I’m editing away on the manuscript of A Light Shining, the sequel to Dancing Priest. It’s coming, but the hard part lies ahead. The rewriting part. I did a small preview of the rewriting part – my attempt to try to make sense of all the comments I have to make sense of. The story is going to change, and that character in the preview – who came out of nowhere – is, I think, going to be the instrument to change the story.

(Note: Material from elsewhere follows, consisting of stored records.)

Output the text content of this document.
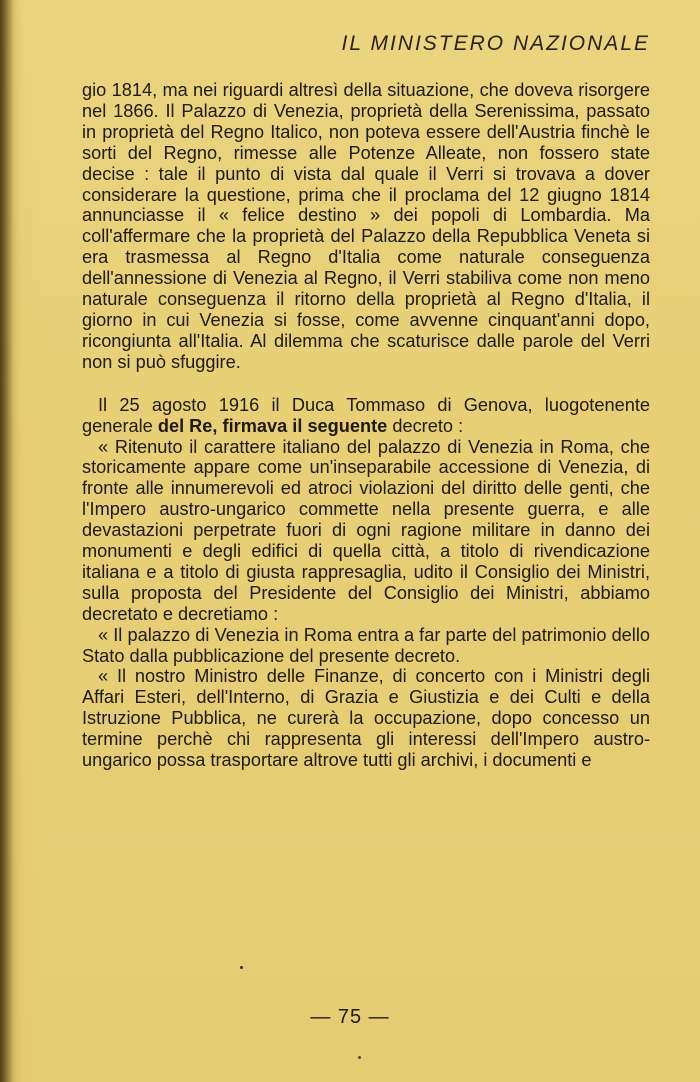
IL MINISTERO NAZIONALE

gio 1814, ma nei riguardi altresì della situazione, che doveva risorgere nel 1866. Il Palazzo di Venezia, proprietà della Serenissima, passato in proprietà del Regno Italico, non poteva essere dell'Austria finchè le sorti del Regno, rimesse alle Potenze Alleate, non fossero state decise : tale il punto di vista dal quale il Verri si trovava a dover considerare la questione, prima che il proclama del 12 giugno 1814 annunciasse il « felice destino » dei popoli di Lombardia. Ma coll'affermare che la proprietà del Palazzo della Repubblica Veneta si era trasmessa al Regno d'Italia come naturale conseguenza dell'annessione di Venezia al Regno, il Verri stabiliva come non meno naturale conseguenza il ritorno della proprietà al Regno d'Italia, il giorno in cui Venezia si fosse, come avvenne cinquant'anni dopo, ricongiunta all'Italia. Al dilemma che scaturisce dalle parole del Verri non si può sfuggire.

Il 25 agosto 1916 il Duca Tommaso di Genova, luogotenente generale del Re, firmava il seguente decreto :

« Ritenuto il carattere italiano del palazzo di Venezia in Roma, che storicamente appare come un'inseparabile accessione di Venezia, di fronte alle innumerevoli ed atroci violazioni del diritto delle genti, che l'Impero austro-ungarico commette nella presente guerra, e alle devastazioni perpetrate fuori di ogni ragione militare in danno dei monumenti e degli edifici di quella città, a titolo di rivendicazione italiana e a titolo di giusta rappresaglia, udito il Consiglio dei Ministri, sulla proposta del Presidente del Consiglio dei Ministri, abbiamo decretato e decretiamo :

« Il palazzo di Venezia in Roma entra a far parte del patrimonio dello Stato dalla pubblicazione del presente decreto.

« Il nostro Ministro delle Finanze, di concerto con i Ministri degli Affari Esteri, dell'Interno, di Grazia e Giustizia e dei Culti e della Istruzione Pubblica, ne curerà la occupazione, dopo concesso un termine perchè chi rappresenta gli interessi dell'Impero austro-ungarico possa trasportare altrove tutti gli archivi, i documenti e

— 75 —
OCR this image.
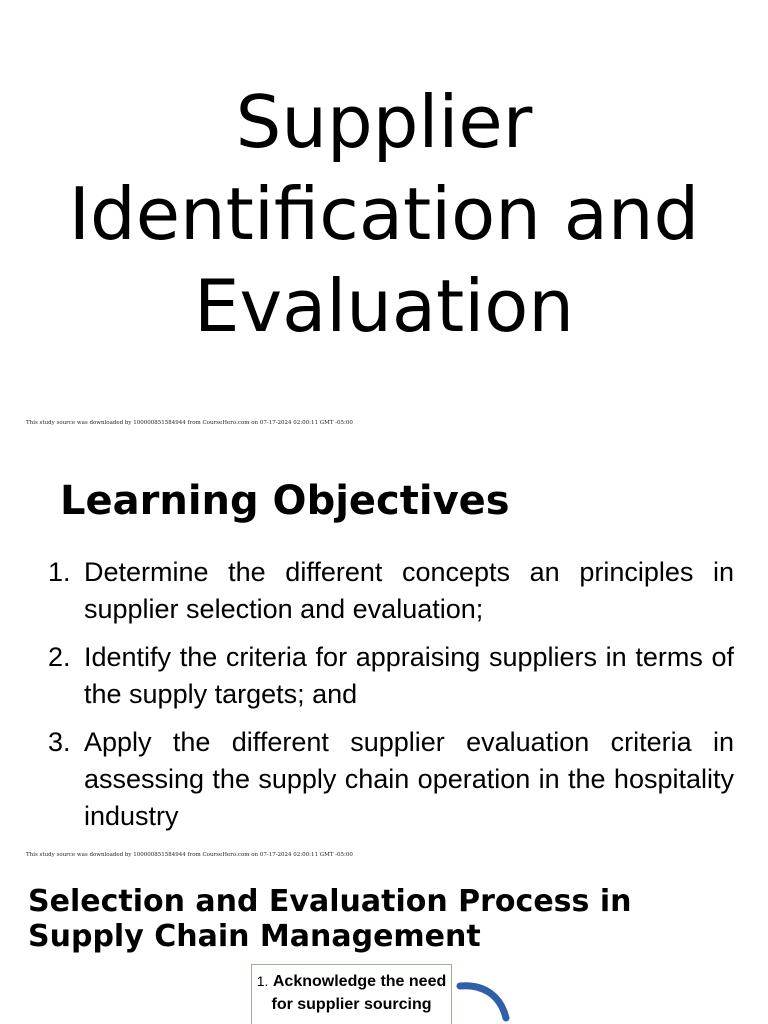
Supplier
Identification and
Evaluation
This study source was downloaded by 100000851584944 from CourseHero.com on 07-17-2024 02:00:11 GMT -05:00
Learning Objectives
1. Determine the different concepts an principles in supplier selection and evaluation;
2. Identify the criteria for appraising suppliers in terms of the supply targets; and
3. Apply the different supplier evaluation criteria in assessing the supply chain operation in the hospitality industry
This study source was downloaded by 100000851584944 from CourseHero.com on 07-17-2024 02:00:11 GMT -05:00
Selection and Evaluation Process in Supply Chain Management
1. Acknowledge the need for supplier sourcing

Writing is a nutty line of work.

A couple of weeks ago, my wife and went to see the movie Beasts of the Southern Wild. She was keen to see it, I was more nonchalant, and I ended up liking it more than she did. It was filmed in Louisiana, way down there in Terrebonne Parish, not too far from where I grew up in suburban New Orleans. As my wife said, “It’s as weird as everything else in southern Louisiana.” I did not feel insulted. Much. And it is an odd movie, the kind that movie critics usually rave about and the rest of the world scratches its head and says, “What?”

I received the news today that one of the sites I write for occasionally will be closing down. More on that after the official announcement next week. It’s the way of the online world, I suppose, sites can come and go, but it still leaves me with a quiet, sad feeling. The contributors are also trying to figure out what to do with the archives.

In September, I’m going to change up the weekly Saturday Good Reads for two or three weeks, just to try something different. More on that later, too.

I'm scheduled to have lunch today with my daughter-in-law and grandsons. they're back from a triumphant tour of Little Rock (their maternal grandmother) and Shreveport (their paternal great-grandmother and assorted aunts, uncles and cousins). In Shreveport, Cameron discovered the wonder of flashlights.

The nice thing about Pleasantly Disturbed Friday is that you don’t have to think about how to end the post with something insightful or memorable.

You can just end it.

7 comments:

Anonymous said...

I am stunned by all the different ways your efforts flow Glynn. You are spread out but tightened down in my view. TGIF. PDF...pleasantly..

Louise Gallagher said...

Yeah. Me too -- I am stunned with how much you do and fill with such wonder and the words you write -- you don't have to end it with something insightful or memorable. It just is insightful and memorable!

Megan Willome said...

You're my hero, Glynn.

Anonymous said...

You have quite a bit going on. Looks like that movie is playing in our area as well, in certain theaters.

S. Etole said...

Always enjoy your pleasantly disturbed thoughts.

Diana said...

Yeah, I guess I'd have to line up behind Megan here. This is am amazing list of happenings and not the least bit disturbed, not even pleasantly.

Diana said...

It's late, I'm tired - and that 'am' is supposed to be an 'an.' Oops.